$10.3M

September 9, 2020 | Number of The Day
Total penalties imposed on leading wine and spirits wholesalers, top retail customers

The Division of Alcoholic Beverage Control has socked two of New Jersey’s largest liquor wholesalers — Allied Beverage Group and Fedway Associates — with fines of $4 million apiece for engaged in discriminatory trade practices that unfairly favored their largest retail customers. In addition, 20 retailers statewide will pay a total of $2.3 million for their part in the unlawful scheme.

ABC’s two-year investigation found that the wholesalers, which account for approximately 70% of all wine and 80% of all spirits sold at wholesale in the state — unfairly favored 20 of New Jersey’s largest wine and spirits retailers and put smaller retailers at a competitive disadvantage.
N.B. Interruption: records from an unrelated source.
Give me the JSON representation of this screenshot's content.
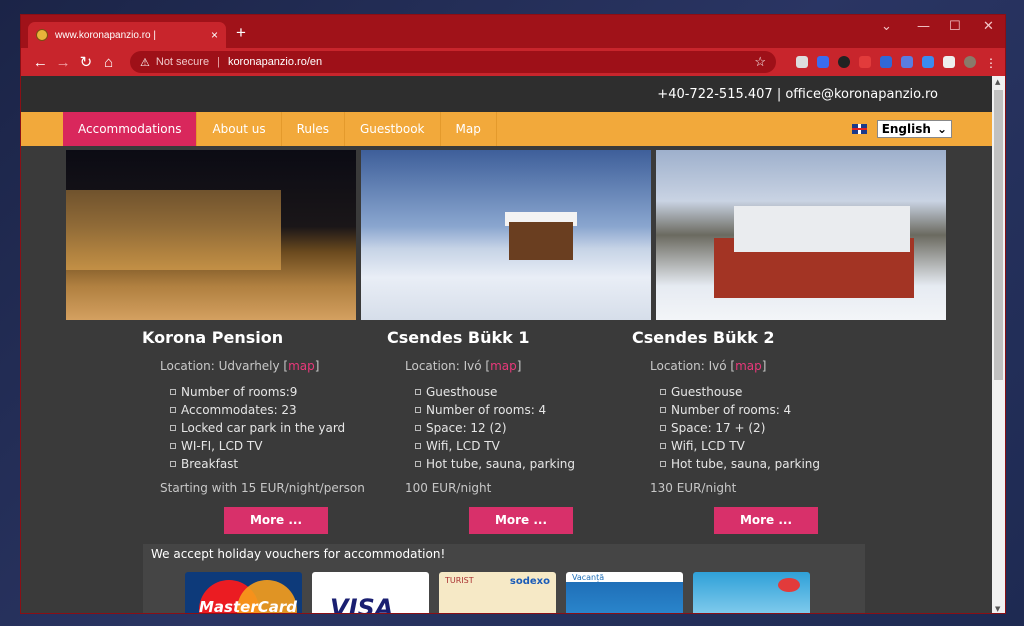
{
  "browser": {
    "tab_title": "www.koronapanzio.ro |",
    "tab_close": "×",
    "new_tab": "+",
    "security_label": "Not secure",
    "url": "koronapanzio.ro/en",
    "window_controls": [
      "⌄",
      "—",
      "☐",
      "✕"
    ]
  },
  "site": {
    "contact": "+40-722-515.407 | office@koronapanzio.ro",
    "nav": [
      "Accommodations",
      "About us",
      "Rules",
      "Guestbook",
      "Map"
    ],
    "language": "English",
    "pensions": [
      {
        "name": "Korona Pension",
        "location_prefix": "Location: Udvarhely [",
        "map": "map",
        "location_suffix": "]",
        "features": [
          "Number of rooms:9",
          "Accommodates: 23",
          "Locked car park in the yard",
          "WI-FI, LCD TV",
          "Breakfast"
        ],
        "price": "Starting with 15 EUR/night/person",
        "more": "More ..."
      },
      {
        "name": "Csendes Bükk 1",
        "location_prefix": "Location: Ivó [",
        "map": "map",
        "location_suffix": "]",
        "features": [
          "Guesthouse",
          "Number of rooms: 4",
          "Space: 12 (2)",
          "Wifi, LCD TV",
          "Hot tube, sauna, parking"
        ],
        "price": "100 EUR/night",
        "more": "More ..."
      },
      {
        "name": "Csendes Bükk 2",
        "location_prefix": "Location: Ivó [",
        "map": "map",
        "location_suffix": "]",
        "features": [
          "Guesthouse",
          "Number of rooms: 4",
          "Space: 17 + (2)",
          "Wifi, LCD TV",
          "Hot tube, sauna, parking"
        ],
        "price": "130 EUR/night",
        "more": "More ..."
      }
    ],
    "vouchers_text": "We accept holiday vouchers for accommodation!",
    "voucher_cards": {
      "mastercard": "MasterCard",
      "visa": "VISA",
      "turist": "TURIST",
      "sodexo": "sodexo",
      "vacanta": "Vacanță"
    }
  }
}
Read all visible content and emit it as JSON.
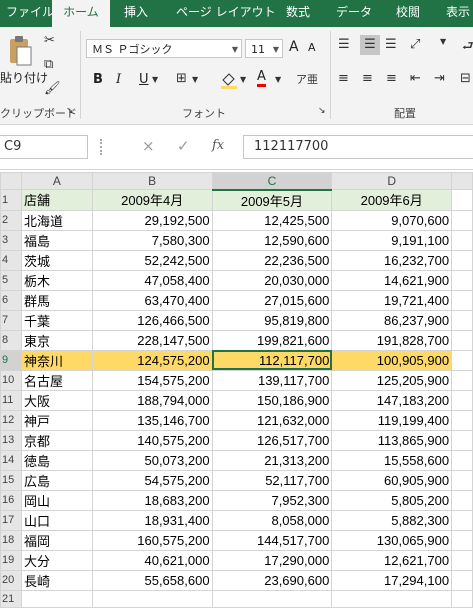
{
  "tabs": [
    "ファイル",
    "ホーム",
    "挿入",
    "ページ レイアウト",
    "数式",
    "データ",
    "校閲",
    "表示"
  ],
  "active_tab": "ホーム",
  "ribbon": {
    "clipboard_label": "クリップボード",
    "paste_label": "貼り付け",
    "font_label": "フォント",
    "alignment_label": "配置",
    "font_name": "ＭＳ Ｐゴシック",
    "font_size": "11",
    "bold": "B",
    "italic": "I",
    "underline": "U",
    "font_color_glyph": "A",
    "grow_font": "A",
    "shrink_font": "A"
  },
  "formula_bar": {
    "name_box": "C9",
    "cancel": "×",
    "enter": "✓",
    "fx": "fx",
    "content": "112117700"
  },
  "columns": [
    "A",
    "B",
    "C",
    "D"
  ],
  "selected_column": "C",
  "selected_row": 9,
  "header_row": [
    "店舗",
    "2009年4月",
    "2009年5月",
    "2009年6月"
  ],
  "rows": [
    [
      "北海道",
      "29,192,500",
      "12,425,500",
      "9,070,600"
    ],
    [
      "福島",
      "7,580,300",
      "12,590,600",
      "9,191,100"
    ],
    [
      "茨城",
      "52,242,500",
      "22,236,500",
      "16,232,700"
    ],
    [
      "栃木",
      "47,058,400",
      "20,030,000",
      "14,621,900"
    ],
    [
      "群馬",
      "63,470,400",
      "27,015,600",
      "19,721,400"
    ],
    [
      "千葉",
      "126,466,500",
      "95,819,800",
      "86,237,900"
    ],
    [
      "東京",
      "228,147,500",
      "199,821,600",
      "191,828,700"
    ],
    [
      "神奈川",
      "124,575,200",
      "112,117,700",
      "100,905,900"
    ],
    [
      "名古屋",
      "154,575,200",
      "139,117,700",
      "125,205,900"
    ],
    [
      "大阪",
      "188,794,000",
      "150,186,900",
      "147,183,200"
    ],
    [
      "神戸",
      "135,146,700",
      "121,632,000",
      "119,199,400"
    ],
    [
      "京都",
      "140,575,200",
      "126,517,700",
      "113,865,900"
    ],
    [
      "徳島",
      "50,073,200",
      "21,313,200",
      "15,558,600"
    ],
    [
      "広島",
      "54,575,200",
      "52,117,700",
      "60,905,900"
    ],
    [
      "岡山",
      "18,683,200",
      "7,952,300",
      "5,805,200"
    ],
    [
      "山口",
      "18,931,400",
      "8,058,000",
      "5,882,300"
    ],
    [
      "福岡",
      "160,575,200",
      "144,517,700",
      "130,065,900"
    ],
    [
      "大分",
      "40,621,000",
      "17,290,000",
      "12,621,700"
    ],
    [
      "長崎",
      "55,658,600",
      "23,690,600",
      "17,294,100"
    ]
  ],
  "colors": {
    "excel_green": "#217346",
    "header_fill": "#e2efda",
    "highlight_fill": "#ffd966"
  }
}
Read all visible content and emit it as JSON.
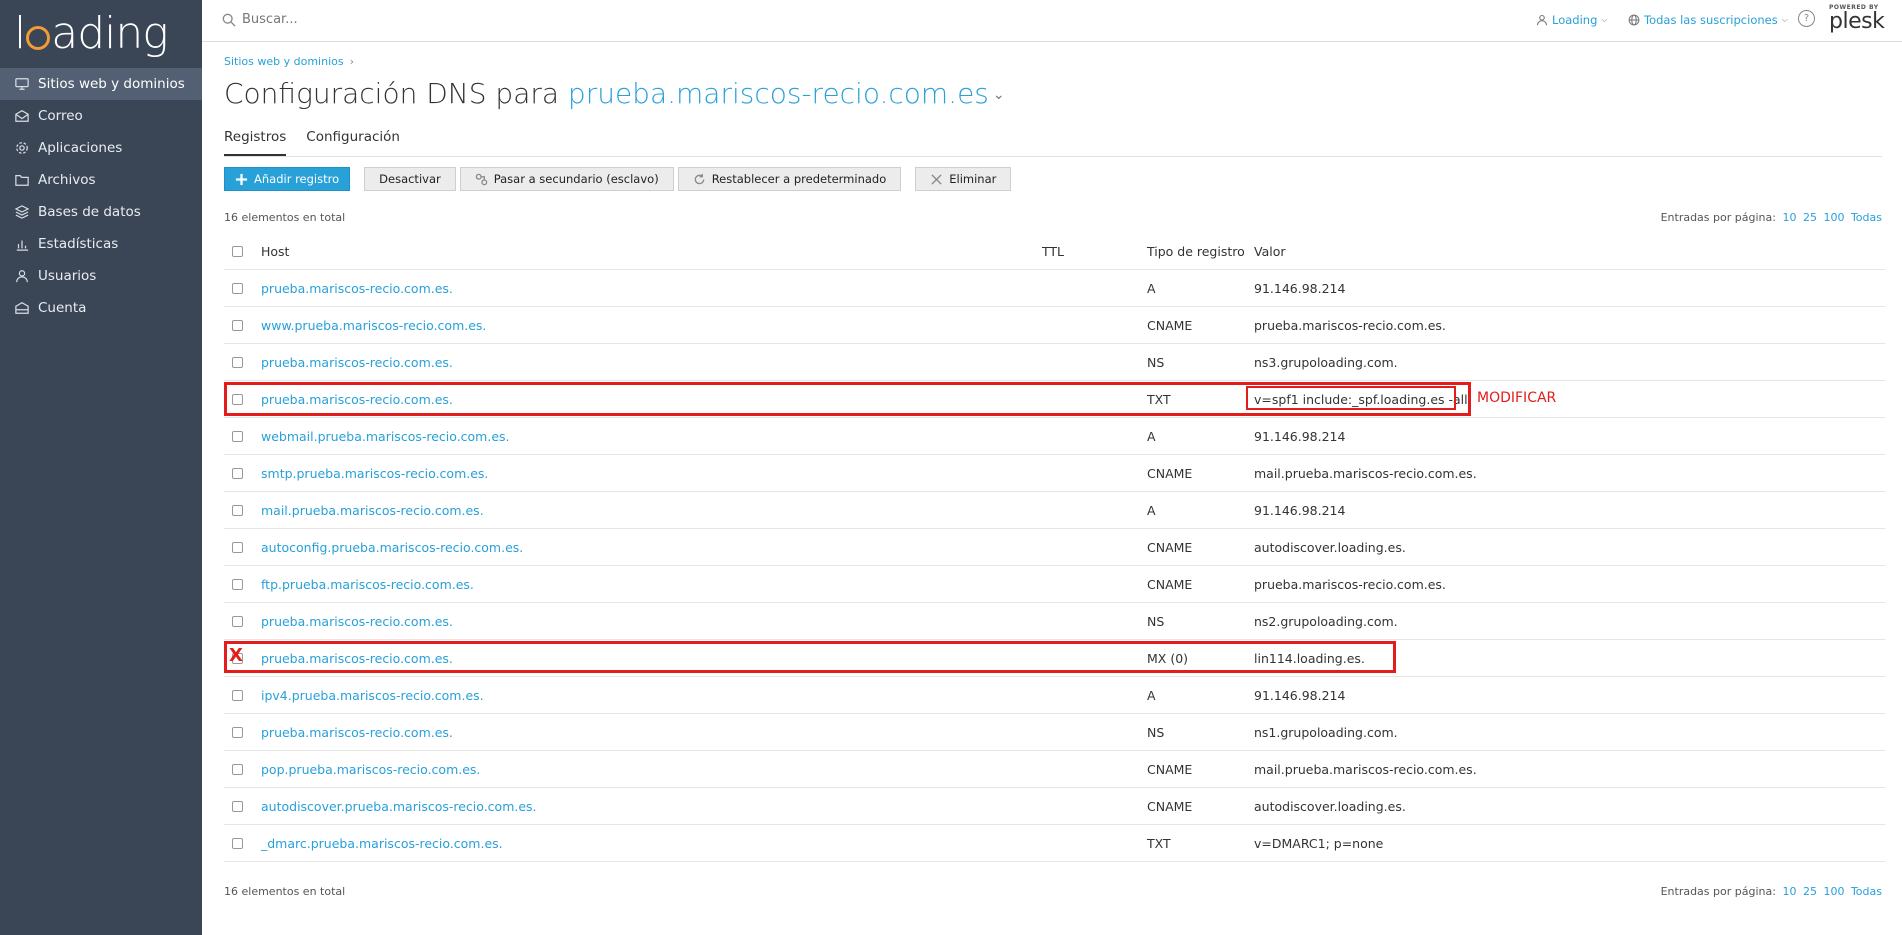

The two wholesalers, which were hit by record fines, manipulated the retailer incentive program (RIP), granting credit extensions and interest-free loans, and engaging in other discriminatory practices.

“Simply put, Allied Beverage Group and Fedway Associates rigged the market in favor of a handpicked group of powerful retailers, leaving smaller businesses struggling to compete,” said Attorney General Gurbir S. Grewal, adding, “This settlement sends a clear message that we will not tolerate this manipulative and anticompetitive behavior.”